Tampoco yo he llevado más de lo que podía, ciudades y país.

No se puede entrar dos veces en el mismo lago,

sobre hojas descompuestas de abedul,

y quebrando una estrecha estría de sol.

Tus faltas y las mías, no fueron grandes faltas,

tus secretos y los míos, no eran grandes secretos.

Cuando te anudan la mandíbula con un pañuelo,

cuando te ponen una cruz entre los dedos,

y a lo lejos un perro ladra, brilla una estrella.

No, no es porque estés tan lejos

que no has venido el otro día, la otra noche.

De año en año madura en nosotros y nos invadirá,

yo, como tú, lo he comprendido: la indiferencia.

Este poema, una oda a lo perdido y sus contradicciones, está fechado en Berkeley, California, en 1963. Para entonces, hacía ya una década que su autor, Czesław Miłosz, había abandonado Polonia, donde, como hijo de su siglo vivió la opresión nazi y la guinda soviética. Tras abandonar Varsovia había hecho parada y fonda, como tantos, en París. Estados Unidos fue, ya en la década de los sesenta, su segundo -y definitivo- exilio.

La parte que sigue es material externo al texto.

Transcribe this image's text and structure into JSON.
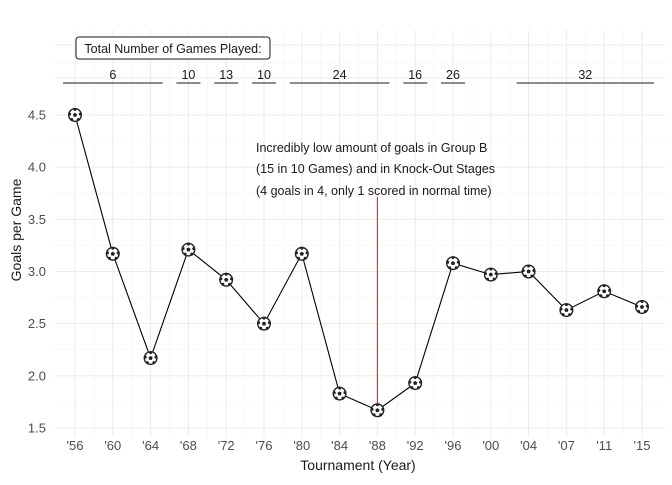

La importancia de Miłosz como poeta -pese a haber publicado sus primeros libros en la década de los treinta- es posterior y está quizá supeditada a su labor ensayística, gracias a la cual se convirtió en un referente intelectual moralmente intachable de la Europa del Este. Miłosz fue, como recuerda el historiador británico Tony Judt, uno de los primeros en describir el “tono reiterado de agravio y desconcierto” que sentían los países caídos en la órbita soviética respecto de la mitad occidental del continente; lo que el escritor polaco llamaría en su influyente y temprana obra El pensamiento cautivoel desengaño amoroso”.

Como escribió el también poeta Seamus Heany en 2002, apenas dos años antes de la muerte de Miłosz, “la historia de su vida y la historia de su tiempo han caminado paralelas”. Su obra, que en la década de los ochenta recibiría el premio Nobel, está férreamente asentada en la conciencia del horror, la noción de salvación y, al mismo tiempo, en el entusiasmo por la defensa de valores, mínimo común denominador ético, extensibles a toda la humanidad.

NOTA: Traducción a cargo de William Ospina.

NOTA DOS: La cita de Tony Judt está sacada de su monumental -y no sólo por sus 1.200 páginas- Postguerra.

Seleccionado y comentado por Nacho Segurado.